Flanders Moss NNR
Stephen Longster who has previous worked on the Stirling NNRs recently revisited Flanders Moss. This is what he saw:
I’ve been away from Flanders for a while, so it was good to spend a couple of relaxing hours on the bog; even though, on a warm, humid, still day it’s a bit crusty with lots of flies. The dry weather has given the bog a crunchy rather than a squelchy aspect. I was out and about, monitoring some of the bog restoration work that the EcoCo LIFE project funded. You can learn more about EcoCo here and follow us here, and the work being carried out, such as tree removal and stump flipping (a technique used to remove the ridges and furrows from an old spruce plantation).
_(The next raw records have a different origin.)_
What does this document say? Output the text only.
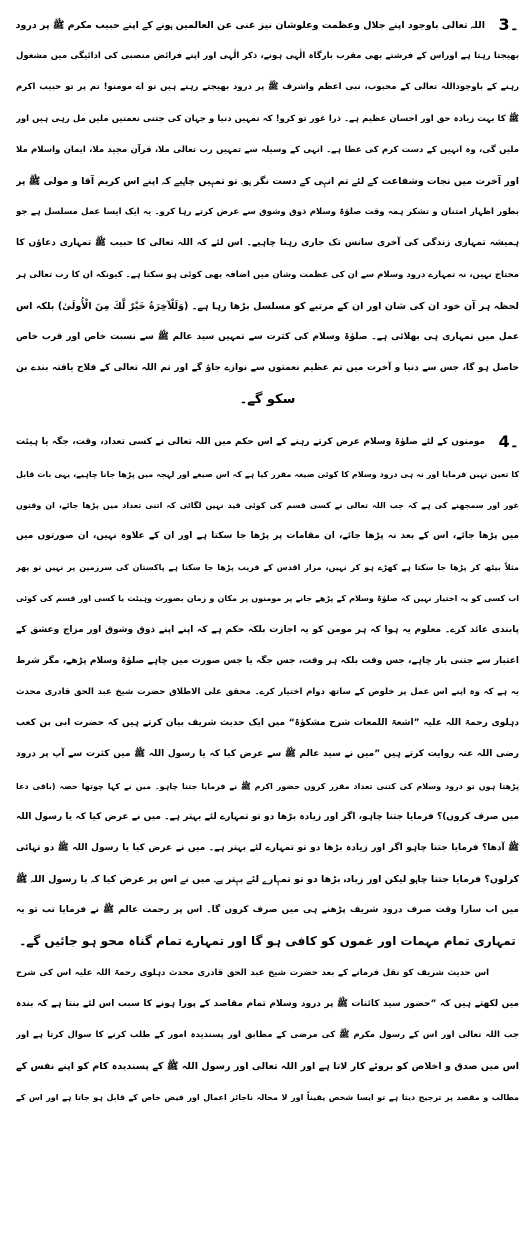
3۔
اللہ تعالی باوجود اپنے جلال وعظمت وعلوشان نیز غنی عن العالمین ہونے کے اپنے حبیب مکرم ﷺ پر درود
بھیجتا رہتا ہے اوراس کے فرشتے بھی مقرب بارگاہ الٰہی ہونے، ذکر الٰہی اور اپنے فرائض منصبی کی ادائیگی میں مشغول
رہنے کے باوجوداللہ تعالی کے محبوب، نبی اعظم واشرف ﷺ پر درود بھیجتے رہتے ہیں تو اے مومنو! تم پر تو حبیب اکرم
ﷺ کا بہت زیادہ حق اور احسان عظیم ہے۔ ذرا غور تو کرو! کہ تمہیں دنیا و جہان کی جتنی نعمتیں ملیں مل رہی ہیں اور
ملیں گی، وہ انہیں کے دست کرم کی عطا ہے۔ انہی کے وسیلہ سے تمہیں رب تعالی ملا، قرآن مجید ملا، ایمان واسلام ملا
اور آخرت میں نجات وشفاعت کے لئے تم انہی کے دست نگر ہو۔ تو تمہیں چاہیے کہ اپنے اس کریم آقا و مولی ﷺ پر
بطور اظہار امتنان و تشکر ہمہ وقت صلوٰۃ وسلام ذوق وشوق سے عرض کرتے رہا کرو۔ یہ ایک ایسا عمل مسلسل ہے جو
ہمیشہ تمہاری زندگی کی آخری سانس تک جاری رہنا چاہیے۔ اس لئے کہ اللہ تعالی کا حبیب ﷺ تمہاری دعاؤں کا
محتاج نہیں، نہ تمہارے درود وسلام سے ان کی عظمت وشان میں اضافہ بھی کوئی ہو سکتا ہے۔ کیونکہ ان کا رب تعالی ہر
لحظہ ہر آن خود ان کی شان اور ان کے مرتبے کو مسلسل بڑھا رہا ہے۔ (وَلَلْآخِرَةُ خَيْرٌ لَّكَ مِنَ الْأُولَىٰ) بلکہ اس
عمل میں تمہاری ہی بھلائی ہے۔ صلوٰۃ وسلام کی کثرت سے تمہیں سید عالم ﷺ سے نسبت خاص اور قرب خاص
حاصل ہو گا، جس سے دنیا و آخرت میں تم عظیم نعمتوں سے نوازے جاؤ گے اور تم اللہ تعالی کے فلاح یافتہ بندے بن
سکو گے۔
4۔
مومنوں کے لئے صلوٰۃ وسلام عرض کرتے رہنے کے اس حکم میں اللہ تعالی نے کسی تعداد، وقت، جگہ یا ہیئت
کا تعین نہیں فرمایا اور نہ ہی درود وسلام کا کوئی صیغہ مقرر کیا ہے کہ اس صیغے اور لہجہ میں پڑھا جانا چاہیے، یہی بات قابل
غور اور سمجھنے کی ہے کہ جب اللہ تعالی نے کسی قسم کی کوئی قید نہیں لگائی کہ اتنی تعداد میں پڑھا جائے، ان وقتوں
میں پڑھا جائے، اس کے بعد نہ پڑھا جائے، ان مقامات پر پڑھا جا سکتا ہے اور ان کے علاوہ نہیں، ان صورتوں میں
مثلاً بیٹھ کر پڑھا جا سکتا ہے کھڑے ہو کر نہیں، مزار اقدس کے قریب پڑھا جا سکتا ہے پاکستان کی سرزمین پر نہیں تو پھر
اب کسی کو یہ اختیار نہیں کہ صلوٰۃ وسلام کے پڑھے جانے پر مومنوں پر مکان و زمان بصورت وہیئت یا کسی اور قسم کی کوئی
پابندی عائد کرے۔ معلوم یہ ہوا کہ ہر مومن کو یہ اجازت بلکہ حکم ہے کہ اپنے اپنے ذوق وشوق اور مزاج وعشق کے
اعتبار سے جتنی بار چاہے، جس وقت بلکہ ہر وقت، جس جگہ یا جس صورت میں چاہے صلوٰۃ وسلام پڑھے، مگر شرط
یہ ہے کہ وہ اپنے اس عمل پر خلوص کے ساتھ دوام اختیار کرے۔ محقق علی الاطلاق حضرت شیخ عبد الحق قادری محدث
دہلوی رحمۃ اللہ علیہ ”اشعۃ اللمعات شرح مشکوٰۃ“ میں ایک حدیث شریف بیان کرتے ہیں کہ حضرت ابی بن کعب
رضی اللہ عنہ روایت کرتے ہیں ”میں نے سید عالم ﷺ سے عرض کیا کہ یا رسول اللہ ﷺ میں کثرت سے آپ پر درود
پڑھتا ہوں تو درود وسلام کی کتنی تعداد مقرر کروں حضور اکرم ﷺ نے فرمایا جتنا چاہو۔ میں نے کہا چوتھا حصہ (باقی دعا
میں صرف کروں)؟ فرمایا جتنا چاہو، اگر اور زیادہ بڑھا دو تو تمہارے لئے بہتر ہے۔ میں نے عرض کیا کہ یا رسول اللہ
ﷺ آدھا؟ فرمایا جتنا چاہو اگر اور زیادہ بڑھا دو تو تمہارے لئے بہتر ہے۔ میں نے عرض کیا یا رسول اللہ ﷺ دو تہائی
کرلوں؟ فرمایا جتنا چاہو لیکن اور زیادہ بڑھا دو تو تمہارے لئے بہتر ہے۔ میں نے اس پر عرض کیا کہ یا رسول اللہ ﷺ
میں اب سارا وقت صرف درود شریف پڑھنے ہی میں صرف کروں گا۔ اس پر رحمت عالم ﷺ نے فرمایا تب تو یہ
تمہاری تمام مہمات اور غموں کو کافی ہو گا اور تمہارے تمام گناہ محو ہو جائیں گے۔
اس حدیث شریف کو نقل فرمانے کے بعد حضرت شیخ عبد الحق قادری محدث دہلوی رحمۃ اللہ علیہ اس کی شرح
میں لکھتے ہیں کہ ”حضور سید کائنات ﷺ پر درود وسلام تمام مقاصد کے پورا ہونے کا سبب اس لئے بنتا ہے کہ بندہ
جب اللہ تعالی اور اس کے رسول مکرم ﷺ کی مرضی کے مطابق اور پسندیدہ امور کے طلب کرنے کا سوال کرتا ہے اور
اس میں صدق و اخلاص کو بروئے کار لاتا ہے اور اللہ تعالی اور رسول اللہ ﷺ کے پسندیدہ کام کو اپنے نفس کے
مطالب و مقصد پر ترجیح دیتا ہے تو ایسا شخص یقیناً اور لا محالہ ناجائز اعمال اور فیض خاص کے قابل ہو جاتا ہے اور اس کے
Before EcoCo funded restoration work.

After EcoCo funded restoration work
While I was crunching round the bog, I noticed that all four of the Bog sedges are in flower or in fruit simultaneously.
Common Cotton grass
This is really impressive at the moment in all its cottony glory. The cotton allows the fruit to be distributed on the wind; like dandelions

Common Cotton Grass en masse; makes a spectacular site

Cotton grass fruits, giving this little Birch tree a ghostly aspect. Looks a bit like Miss Havisham’s front room.
The other Cotton grass is the Hares tail Cotton grass. There is less of this in fruit as it’s a wee bit earlier, peaking in mid-May.
Unlike the Common Cotton Grass, the Hares-tail Cotton Grass only has one flower head, so called because a hare only has one tail. At the top of the cotton fluff; a seed is about to take off on the wind to relocate somewhere else, depending on wind direction and speed.
This bog sedge; Deer Sedge is a lot less flashy and fluffy, by comparison to its cotton cousins.
The last, but definitely not least of the bog sedges, is White Beaked Sedge. This very elegant little sedge has a very distinct white beaky looking flower at the tip (hence the name) It’s far less common than the other three sedges and is a real bog specialist.
The midge munching carnivorous plant Sundew is also in flower. Look out for the tiny white flowers close to the bog surface.
And the soon to be consumed insects, stuck in the sticky leaves below.
Although the bog appears to be dry, it’s holding water below the surface. The dry sphagnum on top isn’t dead; it’s just waiting for the rain.I did a little experiment to observe the Lazarus like qualities of the Sphagnum moss.
According to the time clock on my camera; the same sphagnum 4 minutes after immersion. It’s now green, saturated with water and fully revived.
It’s this remarkable property that enables a Sphagnum covered bog, the size of Flanders Moss, to soak up millions of litres of water in minutes. After a long dry spell mineral soils, particularly the clay soils which surround Flanders Moss, take a long time to absorb water and initially rain water runs off it, like it would off a tarmacked car park. In a sudden summer storm with a heavy downpour of rain, the moss holds rain water, which would otherwise shoot off down the River Forth and possibly through someone’s living room.